Yes, I heard that almost every day; it's good that humanity has "fallen" into weekends, which are a cure for people like me.
A moment later, and my brain reacts to something called "a master under whose inevitability you go crazy." My imagination starts running wild.
"I'm part of his sagging belly, his acne on his face, that's why he yells at me like that."
I had to convince myself of this over and over again, because in his place of dominion, I was the one playing the role of slave. The only thing missing were the handcuffs, but he'd have them in a flash, so I couldn't blame him if I got screwed again; he was just waiting for that. "
Overdue again! Don't make me report you to the boss!"
Reporting suited this gentleman, a lousy informer who'd forgotten the smell of alcohol, so he was always fully aware of his words. He hated me when sober!
Something was wrong with him; this was one of the few cases where he couldn't recognize me, excluding my folks, the priest after Christmas, and the many teachers I dared not bow to on command.
The next moments reminded me of my unfortunate fate. Like the tossing of subjects who supposedly built these hideous triangles in this beautiful Egypt with their good will.
Bring it, bring it, sweep it up. Bring it, bring it, sweep it up. Sweep it, bring it, bring it up. Sweep it, bring it, bring it up.
It was all monotonous as hell, but there was less joy behind that. Watching those snobs, they managed to steal kilos of it from us.
By my wounded heart, I wanted this! I should wear it on my firm body, "You old blob, give it back, switch roles, screenwriter, please!"
The clock face announces 3:00 PM.
I get my ass out, these clocks aren't so bad. If only you didn't have to stare at them every few seconds, they'd spin a hell of a lot faster. The hands, of course.
Again on the surface of ice and snow. There, I could breathe for a moment.
All I could hear were those feeble voices, "It's me again, it's only me." A shitty turtle, I'm furious with him for tonight. It's all his fault. And now he's trying to pin me down at the bus stop!
The streets are ruled by rules, and this one here said everyone was practically a big family, one groping the other, as one does in a crowd, my friend. Another crush, and another check on the freshness of the fish I'm doomed to travel with for a certain stretch of my life. Fortunately, this section is quite short and resembles episodes that are difficult to remember individually.
The journey was made more enjoyable by stops, which allowed me to see things I had no idea existed.
Two stops before leaving, at a rest stop, I spotted a pet shop, and from it, a kid was carrying a bundle. He was going to be miserable getting in! With that thing in his hands.
It was a disgusting situation for anyone to encounter.

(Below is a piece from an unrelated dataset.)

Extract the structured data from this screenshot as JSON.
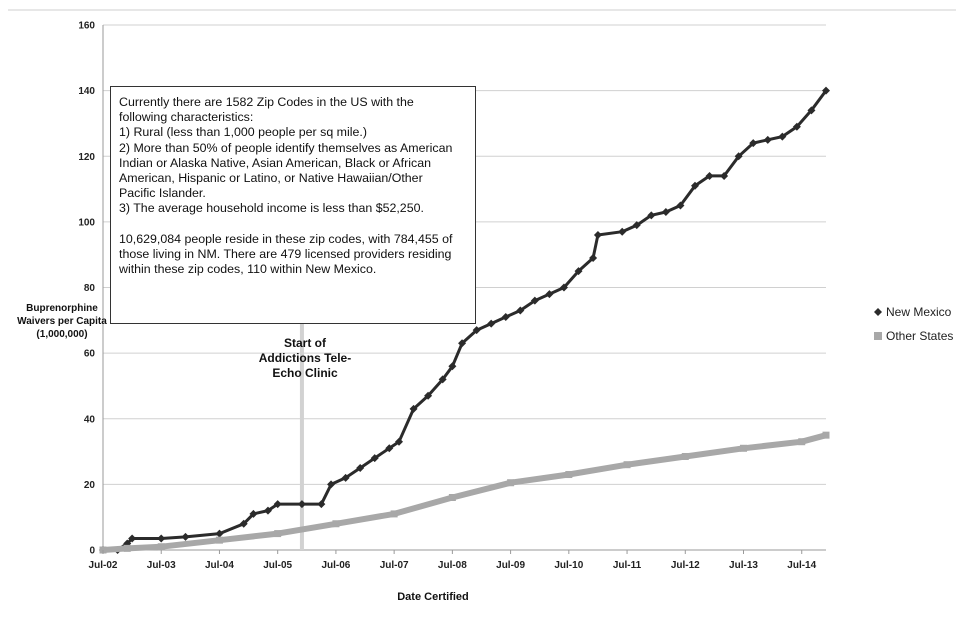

Truly unpleasant, because in that bundle, I could see that damn turtle, which I still couldn't hide my resentment towards.
And he was approaching with it. The bastard had the audacity to stand close to me and grin mockingly at me.
And there was something on his hands. Not so much disgusting, but rather not preferred by my anus; the animal, thanks to my butt, had been completely degenerated after those bathroom incidents.
Only one thing flashed before my eyes: despair. The puppy was in such good humor, however, that he showed this creature to others as well. I seized the moment and, in a desperate gesture, fled from this train of bad memories. It was like a bus, but with a driver at his post, not always sober.
Home is an oasis where everyone can make casual movements among their own and avoid getting into a joke. I found such a place between my two little dogs.
We don't care much about the commands or orders of others, which exist beyond our reach. We are happy together; the only thing missing is a pipe of peace, but even that was smoked. It only had a more refined shape, as it looked like a cigarette tube. But during this ceremony and under the influence of that pipe, I could say "pipe" to everything, even to my beloved shoe.